What makes this genuinely interesting, and not just dark for its own sake, is the context. Peter has spent four years completely alone. No identity. No support system. No Avengers. The trailer confirms he’s watching Ned and MJ from a distance — still too close, still not free. A transformation that strips away the last thing anchoring him to being human isn’t just a cool visual. It’s the logical end of that isolation. The MCU has been building to something like this since No Way Home.

Is Sadie Sink playing Jean Grey in Brand New Day? The trailer doesn’t answer this directly, but it doesn’t deny it either. Sink is cast in “a significant role” and the speculation has been loud enough that our own breakdown of MCU mutant classifications is worth revisiting — Jean Grey is an Omega-level telepath and the most consequential mutant Marvel could introduce in the shadow of Avengers: Doomsday.
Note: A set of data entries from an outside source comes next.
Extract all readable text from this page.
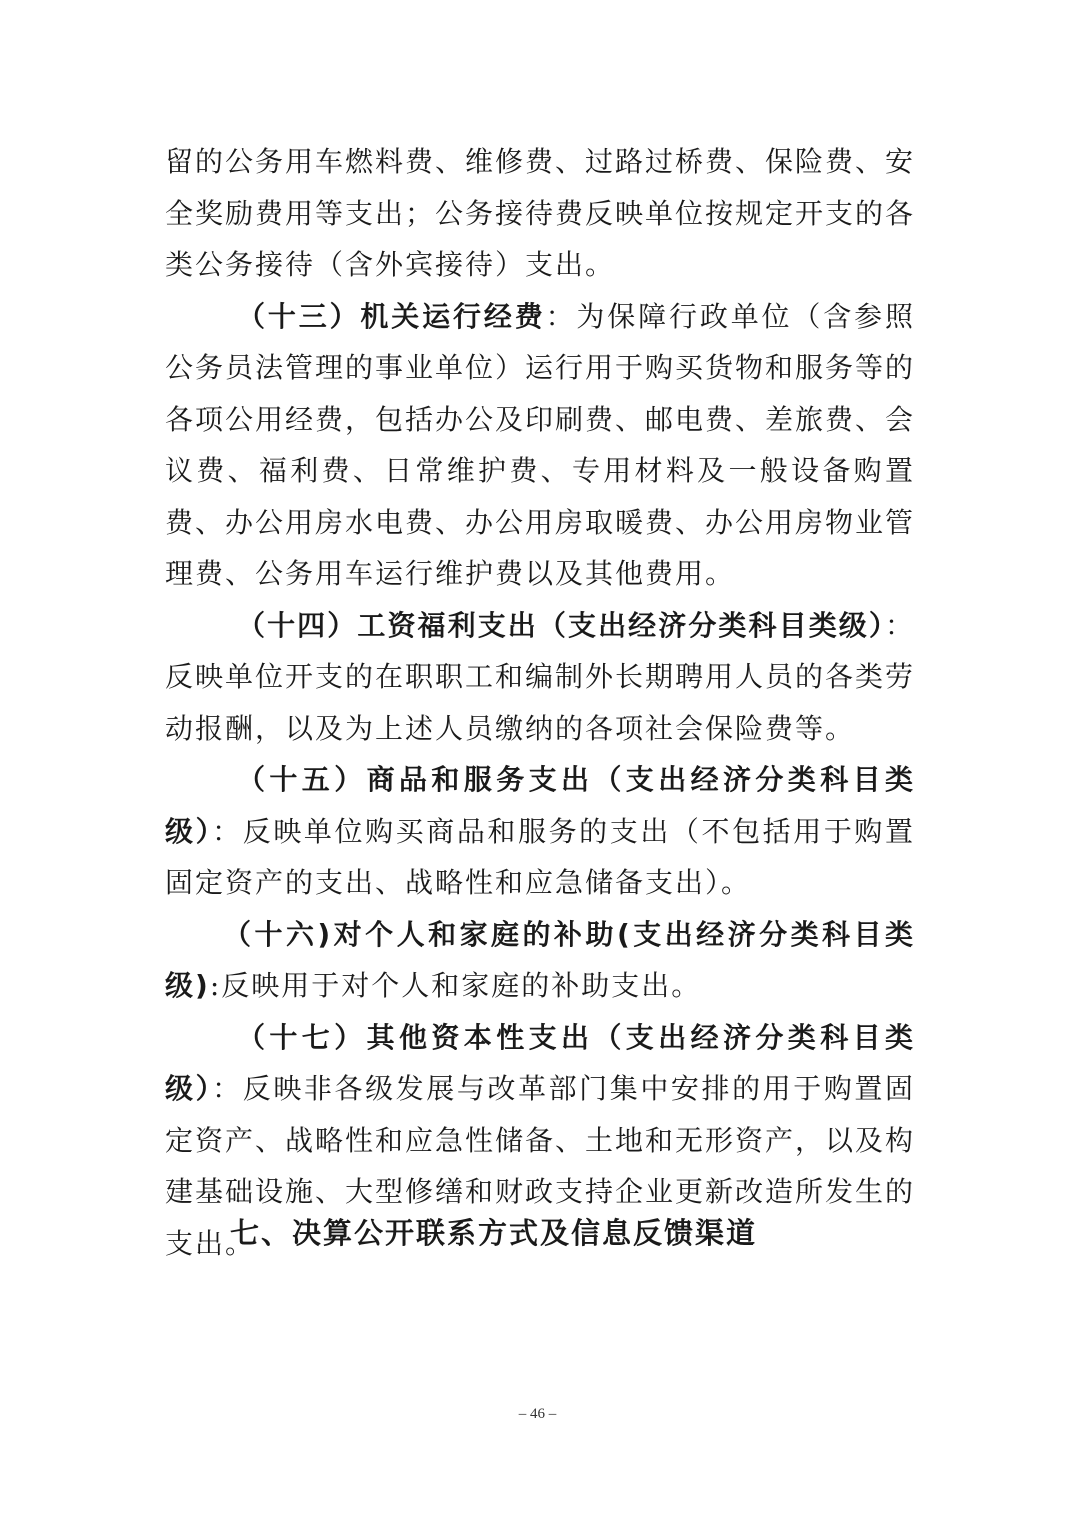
留的公务用车燃料费、维修费、过路过桥费、保险费、安全奖励费用等支出；公务接待费反映单位按规定开支的各类公务接待（含外宾接待）支出。

（十三）机关运行经费：为保障行政单位（含参照公务员法管理的事业单位）运行用于购买货物和服务等的各项公用经费，包括办公及印刷费、邮电费、差旅费、会议费、福利费、日常维护费、专用材料及一般设备购置费、办公用房水电费、办公用房取暖费、办公用房物业管理费、公务用车运行维护费以及其他费用。

（十四）工资福利支出（支出经济分类科目类级）：反映单位开支的在职职工和编制外长期聘用人员的各类劳动报酬，以及为上述人员缴纳的各项社会保险费等。

（十五）商品和服务支出（支出经济分类科目类级）：反映单位购买商品和服务的支出（不包括用于购置固定资产的支出、战略性和应急储备支出）。

（十六)对个人和家庭的补助(支出经济分类科目类级):反映用于对个人和家庭的补助支出。

（十七）其他资本性支出（支出经济分类科目类级）：反映非各级发展与改革部门集中安排的用于购置固定资产、战略性和应急性储备、土地和无形资产，以及构建基础设施、大型修缮和财政支持企业更新改造所发生的支出。

七、决算公开联系方式及信息反馈渠道
– 46 –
The Brand New Day plot summary mentions Peter facing “one of the most powerful threats he has ever faced” alongside a “strange new pattern of crimes.” An emerging Omega-level mutant whose powers she doesn’t yet understand would qualify on both counts. The film would also be a quieter, lower-stakes way to introduce Jean than dropping her into a full X-Men ensemble — exactly how Marvel tends to work. As we’ve covered in our guide to Omega-level mutants in the MCU, Jean’s power ceiling makes her an almost impossible character to introduce wrong if the setup is handled carefully. Brand New Day might be that setup.
The record-breaking view count tells you the audience is ready. The trailer tells you Destin Daniel Cretton and the writing team — Chris McKenna and Erik Sommers, back for their fourth swing at this character — are not playing it safe. A Man-Spider arc with Jean Grey lurking in the background, Punisher somewhere in the middle, and a version of Peter Parker so isolated he’s transforming into something he doesn’t recognise? That’s not just the MCU’s biggest trailer. It might be setting up its most ambitious Spider-Man film yet.
Spider-Man: Brand New Day hits theaters July 31, 2026.